There were plenty of floats that caught the eye. The OHS Women’s Swim Team rode in the back of a pontoon boat sitting on a trailer, while another featured students rocking out with instruments cut from cardboard.

Students from Wilson, Eisenhower, and Horace Mann elementaries marched with banners and their principals. One truck pulled a Pride float with its riders flying rainbow banners, and another drove alongside the OHS Human Rights Youth Chapter. The HRYC students danced and flew international flags, and held up signs with slogans like “Strength Lies in Differences, Not in Similarities.”

The Homecoming Court came staggered along the parade, riding different kinds of vehicles. While some rode in the backs of open-backed convertibles, others rode along in pickup trucks. Their friends and families shouted and followed as they made their way toward Central Park.

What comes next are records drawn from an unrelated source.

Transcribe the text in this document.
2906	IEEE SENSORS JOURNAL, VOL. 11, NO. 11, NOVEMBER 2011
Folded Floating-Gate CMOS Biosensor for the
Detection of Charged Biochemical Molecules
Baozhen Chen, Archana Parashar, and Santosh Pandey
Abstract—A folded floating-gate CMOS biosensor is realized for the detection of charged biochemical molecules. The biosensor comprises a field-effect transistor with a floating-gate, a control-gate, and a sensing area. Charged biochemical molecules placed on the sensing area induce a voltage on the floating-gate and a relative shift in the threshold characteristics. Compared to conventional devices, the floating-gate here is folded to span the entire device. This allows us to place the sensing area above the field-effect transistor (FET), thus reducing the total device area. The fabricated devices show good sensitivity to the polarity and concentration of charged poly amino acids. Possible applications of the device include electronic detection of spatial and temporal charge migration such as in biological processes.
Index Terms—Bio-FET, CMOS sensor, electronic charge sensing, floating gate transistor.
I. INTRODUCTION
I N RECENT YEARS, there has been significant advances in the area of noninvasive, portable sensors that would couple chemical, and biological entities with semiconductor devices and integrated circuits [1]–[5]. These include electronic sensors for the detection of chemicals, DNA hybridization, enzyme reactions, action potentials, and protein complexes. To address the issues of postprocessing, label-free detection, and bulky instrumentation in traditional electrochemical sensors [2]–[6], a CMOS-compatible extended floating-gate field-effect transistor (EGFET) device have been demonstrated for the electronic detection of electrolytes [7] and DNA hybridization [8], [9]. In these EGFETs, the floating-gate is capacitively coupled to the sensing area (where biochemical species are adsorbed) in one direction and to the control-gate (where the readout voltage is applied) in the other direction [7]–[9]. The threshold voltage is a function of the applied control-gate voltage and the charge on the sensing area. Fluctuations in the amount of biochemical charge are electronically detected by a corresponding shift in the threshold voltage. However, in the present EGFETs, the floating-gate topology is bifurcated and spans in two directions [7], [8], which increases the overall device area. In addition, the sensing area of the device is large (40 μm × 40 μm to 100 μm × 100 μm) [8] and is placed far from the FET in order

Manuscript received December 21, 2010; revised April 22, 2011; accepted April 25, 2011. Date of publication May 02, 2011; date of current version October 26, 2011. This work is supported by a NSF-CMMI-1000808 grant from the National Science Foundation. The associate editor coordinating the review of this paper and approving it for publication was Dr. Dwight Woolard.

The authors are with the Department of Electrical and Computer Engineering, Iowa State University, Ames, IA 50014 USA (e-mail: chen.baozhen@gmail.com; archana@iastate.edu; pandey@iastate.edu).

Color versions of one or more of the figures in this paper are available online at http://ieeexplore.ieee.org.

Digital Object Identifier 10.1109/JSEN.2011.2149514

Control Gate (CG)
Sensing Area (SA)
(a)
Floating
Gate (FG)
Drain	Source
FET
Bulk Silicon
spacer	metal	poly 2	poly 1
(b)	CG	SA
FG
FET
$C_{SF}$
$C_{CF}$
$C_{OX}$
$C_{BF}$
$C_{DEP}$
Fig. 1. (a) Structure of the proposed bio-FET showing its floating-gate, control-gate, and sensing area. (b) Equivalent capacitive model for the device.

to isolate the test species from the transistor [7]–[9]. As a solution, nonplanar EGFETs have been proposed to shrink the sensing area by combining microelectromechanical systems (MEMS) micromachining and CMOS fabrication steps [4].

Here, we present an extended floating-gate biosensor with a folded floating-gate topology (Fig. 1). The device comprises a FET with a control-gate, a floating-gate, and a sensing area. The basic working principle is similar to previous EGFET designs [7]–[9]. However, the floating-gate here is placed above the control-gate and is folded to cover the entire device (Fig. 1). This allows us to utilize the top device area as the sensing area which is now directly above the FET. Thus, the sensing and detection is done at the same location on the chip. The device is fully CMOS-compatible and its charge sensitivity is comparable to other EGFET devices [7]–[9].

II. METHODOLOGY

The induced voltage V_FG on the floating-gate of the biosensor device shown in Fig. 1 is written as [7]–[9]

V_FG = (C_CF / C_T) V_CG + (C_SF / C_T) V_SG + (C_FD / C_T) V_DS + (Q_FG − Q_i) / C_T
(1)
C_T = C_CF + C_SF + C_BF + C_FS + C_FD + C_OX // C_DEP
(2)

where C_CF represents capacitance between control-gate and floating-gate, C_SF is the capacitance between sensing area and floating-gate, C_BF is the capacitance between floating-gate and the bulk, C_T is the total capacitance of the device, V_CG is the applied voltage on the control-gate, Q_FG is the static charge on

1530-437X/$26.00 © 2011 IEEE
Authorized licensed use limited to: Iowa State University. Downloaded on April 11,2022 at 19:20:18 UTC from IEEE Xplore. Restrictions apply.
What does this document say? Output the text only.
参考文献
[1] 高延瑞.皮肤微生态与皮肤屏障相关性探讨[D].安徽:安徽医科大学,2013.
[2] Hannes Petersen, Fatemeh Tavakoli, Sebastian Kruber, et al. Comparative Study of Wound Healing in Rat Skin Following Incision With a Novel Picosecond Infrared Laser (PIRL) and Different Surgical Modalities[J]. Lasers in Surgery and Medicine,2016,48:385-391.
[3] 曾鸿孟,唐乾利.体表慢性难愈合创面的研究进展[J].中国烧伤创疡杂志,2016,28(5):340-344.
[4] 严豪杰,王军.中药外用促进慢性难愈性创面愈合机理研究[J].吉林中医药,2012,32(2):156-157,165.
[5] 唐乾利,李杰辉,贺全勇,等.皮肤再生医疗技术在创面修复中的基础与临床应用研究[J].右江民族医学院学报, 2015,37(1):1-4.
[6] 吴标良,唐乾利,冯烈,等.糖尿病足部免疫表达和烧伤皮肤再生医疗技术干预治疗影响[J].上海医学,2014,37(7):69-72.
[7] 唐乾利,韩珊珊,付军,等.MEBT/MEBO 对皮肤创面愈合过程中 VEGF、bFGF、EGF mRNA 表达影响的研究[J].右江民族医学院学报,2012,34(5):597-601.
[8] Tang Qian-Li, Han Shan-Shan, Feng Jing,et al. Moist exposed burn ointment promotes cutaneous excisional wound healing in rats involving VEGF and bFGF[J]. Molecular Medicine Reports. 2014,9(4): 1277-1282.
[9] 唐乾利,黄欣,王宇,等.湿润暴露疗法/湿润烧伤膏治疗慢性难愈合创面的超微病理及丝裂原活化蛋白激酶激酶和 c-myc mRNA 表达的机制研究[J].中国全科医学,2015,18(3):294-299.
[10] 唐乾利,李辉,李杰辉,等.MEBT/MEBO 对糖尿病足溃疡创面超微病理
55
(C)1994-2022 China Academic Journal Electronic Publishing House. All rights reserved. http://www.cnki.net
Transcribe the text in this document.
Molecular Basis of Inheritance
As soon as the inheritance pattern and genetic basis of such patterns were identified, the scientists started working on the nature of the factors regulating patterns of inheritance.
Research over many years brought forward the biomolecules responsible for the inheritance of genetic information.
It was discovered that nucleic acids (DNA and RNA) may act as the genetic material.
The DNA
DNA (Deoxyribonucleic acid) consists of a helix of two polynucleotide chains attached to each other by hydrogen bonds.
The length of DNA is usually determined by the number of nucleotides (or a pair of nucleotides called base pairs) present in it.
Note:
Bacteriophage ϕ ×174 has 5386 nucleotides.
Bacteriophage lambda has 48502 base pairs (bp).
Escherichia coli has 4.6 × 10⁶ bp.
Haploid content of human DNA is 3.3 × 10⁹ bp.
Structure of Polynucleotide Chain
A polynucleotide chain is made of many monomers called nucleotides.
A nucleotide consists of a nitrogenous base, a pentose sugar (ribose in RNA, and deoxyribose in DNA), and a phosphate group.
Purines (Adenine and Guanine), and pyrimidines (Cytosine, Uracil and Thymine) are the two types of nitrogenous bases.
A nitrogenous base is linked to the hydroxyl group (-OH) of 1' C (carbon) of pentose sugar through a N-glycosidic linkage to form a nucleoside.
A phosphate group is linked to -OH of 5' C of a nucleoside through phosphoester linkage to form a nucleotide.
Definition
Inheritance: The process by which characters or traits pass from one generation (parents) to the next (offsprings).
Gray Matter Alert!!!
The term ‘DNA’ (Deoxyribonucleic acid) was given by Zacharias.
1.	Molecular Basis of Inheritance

The sidewalks were packed, and kids had to squeeze up against each other to get their fill of candy. Most of it was the usual parade fare, small chocolates and lollipops, but a lucky few got full-sized candy bars. People on the floats were enthusiastic to throw their treats, and in some cases did it by the handful, showering people on the sidewalks.

As the parade rounded onto Third Street, Central Park began to fill, and the members of the Homecoming Court lined up on the stage. Proud parents and eager friends jostled for a front-row view, and a couple men watched from the Hotel Ottumwa fire escape.

The clouds began to spit and the coronation organizers hustled to begin the ceremony, glancing at the sky from time to time.

Each member of the court was met with roars of applause, but it was clear by the sound alone who the winners of the crowns would be: Kacy Nickerson and John-David Springer both drew enormous amounts of cheers and applause when their names were announced.

As was expected based on the cheers of the crowd, Nickerson and Springer were named this year’s King and Queen. Springer’s mouth was open in a half-shocked smile as he and Nickerson posed for photographs. Springer, who is on the football team, was quickly mobbed by his teammates, while Nickerson gave hugs and took pictures with her friends and family.

The park began to clear, and right on time, the storm clouds finally broke. While most were already gone, the downpour drove the last few spectators off the streets, laughing as they ran for cover.